115 minuti di azione con The Gunman del regista Pierre Morel tratto da un romanzo del 1981 del francese Jean-Patrick Manchette Posizione di tiro, che grazie all’intensità d’interpretazione del personaggio di Sean Penn non si  assisterà  solo all’ennesimo action movie firmato Hollywood, girato interamente tra l’Africa e l’Europa. Prodotto da TF1 Films e distribuito in Italia da 01 Distribution.

Lo vedremo nelle sale cinematografiche italiane dal 7 maggio 2015. Nel cast oltre a Penn, Idris Elba, Javier Bardem, Ray Winston, Mark Rylance e la capitolina e bella Jasmine Trinca scelta proprio da Penn perché colpito da una sua interpretazione in un film. Quest’ultima sarà nella pellicola oggetto di contese tra il personaggio di Penn e quello di Bardem.

D”impatto gli effetti speciali, che conferiranno un aspetto particolarmente realistico alle scene, insieme alla fotografia, resa molto bella da paesaggi naturalistici come le distese dell’Africa e non solo, poiché buona parte di esso è ambientato anche nelle europee e modernissime Barcellona e Londra.

Jim Terrier (Sean Penn), è un ex contractor delle forze speciali che, una volta scoperto di essere stato tradito dalla sua organizzazione, è costretto a scappare tra l’Africa e l’Europa innescando una sorta di caccia, un brutale gioco al gatto e al topo con risvolti sanguinari e inaspettati.

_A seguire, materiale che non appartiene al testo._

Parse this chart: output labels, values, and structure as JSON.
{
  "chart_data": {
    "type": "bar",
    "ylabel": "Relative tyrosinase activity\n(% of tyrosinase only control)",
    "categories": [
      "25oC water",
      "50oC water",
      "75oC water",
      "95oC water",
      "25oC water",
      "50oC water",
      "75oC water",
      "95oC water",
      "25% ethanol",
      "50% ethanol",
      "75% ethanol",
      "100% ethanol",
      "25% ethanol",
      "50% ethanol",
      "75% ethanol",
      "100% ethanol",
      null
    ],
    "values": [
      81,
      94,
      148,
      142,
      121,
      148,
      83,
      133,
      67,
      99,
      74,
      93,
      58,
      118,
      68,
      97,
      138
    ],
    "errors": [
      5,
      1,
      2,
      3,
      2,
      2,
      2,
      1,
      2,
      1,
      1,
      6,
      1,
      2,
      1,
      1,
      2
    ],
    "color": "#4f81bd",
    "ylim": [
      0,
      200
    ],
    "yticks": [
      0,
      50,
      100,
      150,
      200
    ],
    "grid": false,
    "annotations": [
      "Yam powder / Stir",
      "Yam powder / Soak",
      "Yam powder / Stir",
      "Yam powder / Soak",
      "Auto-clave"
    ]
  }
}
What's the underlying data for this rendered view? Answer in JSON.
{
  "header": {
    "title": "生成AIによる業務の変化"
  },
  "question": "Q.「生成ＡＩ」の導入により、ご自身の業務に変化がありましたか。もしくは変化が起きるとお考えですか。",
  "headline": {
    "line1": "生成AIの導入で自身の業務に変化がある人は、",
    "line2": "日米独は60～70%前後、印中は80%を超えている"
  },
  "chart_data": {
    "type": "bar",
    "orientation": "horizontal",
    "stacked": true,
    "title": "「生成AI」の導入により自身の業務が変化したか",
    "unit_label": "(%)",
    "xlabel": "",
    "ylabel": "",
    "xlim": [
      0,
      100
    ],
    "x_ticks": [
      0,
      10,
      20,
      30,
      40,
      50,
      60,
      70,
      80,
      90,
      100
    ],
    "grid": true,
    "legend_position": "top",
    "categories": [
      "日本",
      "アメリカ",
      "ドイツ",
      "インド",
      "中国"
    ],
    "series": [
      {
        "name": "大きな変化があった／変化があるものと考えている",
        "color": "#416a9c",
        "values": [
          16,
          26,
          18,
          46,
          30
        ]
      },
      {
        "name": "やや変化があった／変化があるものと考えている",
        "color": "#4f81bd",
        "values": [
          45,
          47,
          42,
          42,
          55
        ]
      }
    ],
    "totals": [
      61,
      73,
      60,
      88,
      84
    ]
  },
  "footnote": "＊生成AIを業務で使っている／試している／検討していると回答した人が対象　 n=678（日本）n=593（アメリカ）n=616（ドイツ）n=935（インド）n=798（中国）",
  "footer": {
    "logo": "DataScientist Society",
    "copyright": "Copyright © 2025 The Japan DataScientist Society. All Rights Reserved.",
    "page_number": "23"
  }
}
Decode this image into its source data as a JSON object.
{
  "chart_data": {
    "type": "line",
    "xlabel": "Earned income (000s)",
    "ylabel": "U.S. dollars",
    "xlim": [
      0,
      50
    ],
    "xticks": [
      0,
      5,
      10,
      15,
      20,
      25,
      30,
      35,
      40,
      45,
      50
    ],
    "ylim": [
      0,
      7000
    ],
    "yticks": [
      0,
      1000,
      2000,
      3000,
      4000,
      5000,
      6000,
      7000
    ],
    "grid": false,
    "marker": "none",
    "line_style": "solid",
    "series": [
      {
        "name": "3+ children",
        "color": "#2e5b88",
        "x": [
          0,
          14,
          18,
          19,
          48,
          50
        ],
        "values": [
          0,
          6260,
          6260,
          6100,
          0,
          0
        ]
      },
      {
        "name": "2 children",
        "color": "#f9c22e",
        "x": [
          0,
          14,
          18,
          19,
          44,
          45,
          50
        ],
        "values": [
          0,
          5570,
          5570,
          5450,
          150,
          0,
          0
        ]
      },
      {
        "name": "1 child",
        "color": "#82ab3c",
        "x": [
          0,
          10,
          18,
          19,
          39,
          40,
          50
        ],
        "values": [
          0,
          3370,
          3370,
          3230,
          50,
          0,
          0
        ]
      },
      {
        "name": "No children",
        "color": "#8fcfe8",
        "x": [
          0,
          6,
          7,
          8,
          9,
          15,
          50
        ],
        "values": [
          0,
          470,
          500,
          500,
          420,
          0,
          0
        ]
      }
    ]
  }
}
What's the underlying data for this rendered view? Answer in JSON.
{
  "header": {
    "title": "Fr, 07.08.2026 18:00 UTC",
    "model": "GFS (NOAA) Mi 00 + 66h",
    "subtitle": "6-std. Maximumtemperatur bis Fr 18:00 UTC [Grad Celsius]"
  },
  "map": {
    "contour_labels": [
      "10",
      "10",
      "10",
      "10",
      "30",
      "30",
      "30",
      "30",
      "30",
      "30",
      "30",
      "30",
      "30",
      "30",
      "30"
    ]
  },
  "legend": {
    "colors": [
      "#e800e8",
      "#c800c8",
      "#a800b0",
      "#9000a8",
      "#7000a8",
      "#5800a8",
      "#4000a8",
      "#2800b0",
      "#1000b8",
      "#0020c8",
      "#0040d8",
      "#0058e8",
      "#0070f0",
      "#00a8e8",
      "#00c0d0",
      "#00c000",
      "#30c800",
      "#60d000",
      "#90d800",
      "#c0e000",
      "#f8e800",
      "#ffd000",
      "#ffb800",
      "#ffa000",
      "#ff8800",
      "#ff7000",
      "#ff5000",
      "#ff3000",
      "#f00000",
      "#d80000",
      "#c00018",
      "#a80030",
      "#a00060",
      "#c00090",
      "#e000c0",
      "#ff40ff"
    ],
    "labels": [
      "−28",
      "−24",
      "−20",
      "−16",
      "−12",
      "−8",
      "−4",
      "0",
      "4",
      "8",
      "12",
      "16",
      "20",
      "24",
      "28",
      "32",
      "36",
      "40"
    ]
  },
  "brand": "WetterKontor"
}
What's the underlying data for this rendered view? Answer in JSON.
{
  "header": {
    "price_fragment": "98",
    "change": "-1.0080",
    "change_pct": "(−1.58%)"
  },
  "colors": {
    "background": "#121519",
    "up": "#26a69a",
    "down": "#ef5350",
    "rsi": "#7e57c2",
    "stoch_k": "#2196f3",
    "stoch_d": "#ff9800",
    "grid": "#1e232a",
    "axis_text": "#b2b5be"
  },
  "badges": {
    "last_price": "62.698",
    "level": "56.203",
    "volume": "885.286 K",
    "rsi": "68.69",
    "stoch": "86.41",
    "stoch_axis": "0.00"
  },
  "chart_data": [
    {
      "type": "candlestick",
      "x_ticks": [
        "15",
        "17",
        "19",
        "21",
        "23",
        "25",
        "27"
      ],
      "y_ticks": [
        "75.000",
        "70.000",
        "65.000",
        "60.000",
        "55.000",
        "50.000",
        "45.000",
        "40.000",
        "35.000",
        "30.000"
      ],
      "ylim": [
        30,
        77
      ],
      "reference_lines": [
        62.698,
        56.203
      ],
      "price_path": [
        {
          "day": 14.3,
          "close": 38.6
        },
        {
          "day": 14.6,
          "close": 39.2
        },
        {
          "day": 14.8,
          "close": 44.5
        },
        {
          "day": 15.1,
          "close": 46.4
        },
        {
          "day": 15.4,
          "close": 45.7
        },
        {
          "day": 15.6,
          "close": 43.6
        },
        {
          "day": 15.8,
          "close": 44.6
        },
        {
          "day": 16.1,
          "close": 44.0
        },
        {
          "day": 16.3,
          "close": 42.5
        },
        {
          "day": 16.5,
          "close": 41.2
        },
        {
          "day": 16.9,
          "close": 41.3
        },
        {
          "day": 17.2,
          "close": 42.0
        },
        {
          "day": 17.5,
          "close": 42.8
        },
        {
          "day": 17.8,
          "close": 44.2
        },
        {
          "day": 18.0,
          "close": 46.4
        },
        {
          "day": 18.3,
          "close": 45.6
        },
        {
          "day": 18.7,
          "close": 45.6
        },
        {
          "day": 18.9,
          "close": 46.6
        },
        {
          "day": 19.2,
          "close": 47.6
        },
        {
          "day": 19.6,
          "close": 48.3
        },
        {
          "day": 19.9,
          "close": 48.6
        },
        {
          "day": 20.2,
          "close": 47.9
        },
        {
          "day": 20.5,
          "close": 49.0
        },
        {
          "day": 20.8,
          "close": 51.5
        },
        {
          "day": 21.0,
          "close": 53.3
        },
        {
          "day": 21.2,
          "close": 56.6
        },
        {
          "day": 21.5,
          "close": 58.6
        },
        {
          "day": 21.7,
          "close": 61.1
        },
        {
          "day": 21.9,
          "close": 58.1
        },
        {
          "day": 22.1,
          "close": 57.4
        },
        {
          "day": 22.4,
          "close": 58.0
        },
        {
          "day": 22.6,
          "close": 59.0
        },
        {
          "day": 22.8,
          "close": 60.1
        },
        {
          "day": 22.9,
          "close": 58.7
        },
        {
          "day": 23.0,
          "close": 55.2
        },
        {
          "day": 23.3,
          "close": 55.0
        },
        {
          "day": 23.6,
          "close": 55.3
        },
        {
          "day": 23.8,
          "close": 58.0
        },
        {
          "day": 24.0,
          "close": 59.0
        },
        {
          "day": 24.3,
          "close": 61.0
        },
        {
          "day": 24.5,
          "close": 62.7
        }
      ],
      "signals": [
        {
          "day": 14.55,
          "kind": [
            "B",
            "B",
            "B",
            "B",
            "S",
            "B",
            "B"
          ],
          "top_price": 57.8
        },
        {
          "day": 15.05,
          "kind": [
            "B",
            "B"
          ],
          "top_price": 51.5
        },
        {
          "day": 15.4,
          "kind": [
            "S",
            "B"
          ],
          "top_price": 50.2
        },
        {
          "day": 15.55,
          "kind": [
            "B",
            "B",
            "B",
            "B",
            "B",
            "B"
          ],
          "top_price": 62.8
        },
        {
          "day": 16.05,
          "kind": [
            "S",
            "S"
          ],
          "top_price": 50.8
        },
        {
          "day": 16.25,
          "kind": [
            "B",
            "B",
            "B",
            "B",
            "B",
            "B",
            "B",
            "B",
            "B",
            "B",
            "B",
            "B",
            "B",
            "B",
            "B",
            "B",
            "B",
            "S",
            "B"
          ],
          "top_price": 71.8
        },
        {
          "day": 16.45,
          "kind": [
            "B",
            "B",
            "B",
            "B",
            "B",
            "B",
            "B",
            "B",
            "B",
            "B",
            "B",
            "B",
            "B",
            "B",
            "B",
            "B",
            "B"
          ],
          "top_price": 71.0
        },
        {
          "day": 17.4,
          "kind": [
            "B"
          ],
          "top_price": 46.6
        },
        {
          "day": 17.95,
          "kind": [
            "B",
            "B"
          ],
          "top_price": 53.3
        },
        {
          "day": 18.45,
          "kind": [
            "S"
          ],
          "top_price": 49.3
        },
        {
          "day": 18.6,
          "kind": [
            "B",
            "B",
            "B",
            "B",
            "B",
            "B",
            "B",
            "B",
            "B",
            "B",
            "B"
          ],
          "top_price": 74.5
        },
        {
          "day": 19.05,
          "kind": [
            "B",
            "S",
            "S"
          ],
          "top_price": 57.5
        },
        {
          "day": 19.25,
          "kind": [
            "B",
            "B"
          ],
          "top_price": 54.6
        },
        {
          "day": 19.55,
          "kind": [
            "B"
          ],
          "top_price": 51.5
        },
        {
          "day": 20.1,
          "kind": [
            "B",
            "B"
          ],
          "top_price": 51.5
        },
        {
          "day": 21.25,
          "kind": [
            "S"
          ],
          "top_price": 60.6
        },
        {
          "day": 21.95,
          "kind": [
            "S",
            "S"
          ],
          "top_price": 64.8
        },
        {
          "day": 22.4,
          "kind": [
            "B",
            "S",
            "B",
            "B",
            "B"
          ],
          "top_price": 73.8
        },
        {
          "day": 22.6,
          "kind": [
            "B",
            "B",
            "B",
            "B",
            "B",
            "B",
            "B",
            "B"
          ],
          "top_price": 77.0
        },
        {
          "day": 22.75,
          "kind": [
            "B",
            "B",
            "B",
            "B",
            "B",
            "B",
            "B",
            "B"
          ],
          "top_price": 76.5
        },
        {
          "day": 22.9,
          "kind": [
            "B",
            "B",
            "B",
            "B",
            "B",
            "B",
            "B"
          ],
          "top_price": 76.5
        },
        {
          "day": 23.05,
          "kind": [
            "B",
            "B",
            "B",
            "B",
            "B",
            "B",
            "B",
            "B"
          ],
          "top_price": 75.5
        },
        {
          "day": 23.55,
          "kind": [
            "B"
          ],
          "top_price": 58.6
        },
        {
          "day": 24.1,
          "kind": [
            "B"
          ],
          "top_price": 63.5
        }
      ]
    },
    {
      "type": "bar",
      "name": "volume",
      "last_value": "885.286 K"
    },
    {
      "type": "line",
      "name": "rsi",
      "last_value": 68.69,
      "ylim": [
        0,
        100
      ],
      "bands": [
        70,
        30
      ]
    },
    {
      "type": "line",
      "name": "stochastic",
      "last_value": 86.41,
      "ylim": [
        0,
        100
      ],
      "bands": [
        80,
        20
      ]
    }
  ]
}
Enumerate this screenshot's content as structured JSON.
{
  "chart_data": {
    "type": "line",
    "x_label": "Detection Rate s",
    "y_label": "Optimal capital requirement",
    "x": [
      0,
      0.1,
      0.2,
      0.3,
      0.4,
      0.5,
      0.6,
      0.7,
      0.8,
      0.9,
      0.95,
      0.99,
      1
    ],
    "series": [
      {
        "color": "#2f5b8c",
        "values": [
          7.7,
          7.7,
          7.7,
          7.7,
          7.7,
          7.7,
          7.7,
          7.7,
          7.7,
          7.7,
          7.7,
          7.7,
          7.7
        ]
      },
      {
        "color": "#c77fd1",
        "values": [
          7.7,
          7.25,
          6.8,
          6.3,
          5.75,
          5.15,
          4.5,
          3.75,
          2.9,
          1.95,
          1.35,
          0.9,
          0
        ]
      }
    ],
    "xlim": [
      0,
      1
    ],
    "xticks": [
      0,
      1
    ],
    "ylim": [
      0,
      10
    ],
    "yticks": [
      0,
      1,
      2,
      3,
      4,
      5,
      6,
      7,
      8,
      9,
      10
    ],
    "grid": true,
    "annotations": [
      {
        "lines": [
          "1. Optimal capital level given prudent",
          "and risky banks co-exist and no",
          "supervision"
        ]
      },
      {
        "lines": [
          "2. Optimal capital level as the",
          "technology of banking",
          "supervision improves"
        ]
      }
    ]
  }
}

Per Jim non sarà facile avere una nuova vita e farsi una famiglia felice in Congo con Annie (Jasmine Trinca), poiché il suo passato tornerà prepotentemente nel suo presente ritrovandosi ad affrontare un’odissea per scoprire chi lo vuole morto e soprattutto perché.

Dalla voce di Penn:

È un film ibrido, che non salverà il mondo: se si esce incuriositi sullo sfruttamento dell’Africa, cui si accenna, ci si può informare sul web.

Io cerco storie basate sulla vita vera: persino in un musical, voglio che si parli di realtà con cui puoi fare i conti in concreto. E autentici contractor, io, li ho conosciuti. Ci sono risvolti che il mio pubblico può riconoscere e qualcosa di diverso rispetto alla violenza “pop” che vedo al cinema, in cui il cattivo muore e il buono dice una freddura. Molti di coloro che fanno questo genere di film, ignorano di cosa stiano parlando. Il cinema violento genera violenza? Balle. I film hanno una responsabilità, mostrare le conseguenze concrete del male sul mondo. Le serie tv mi fanno dormire: credo al cinema.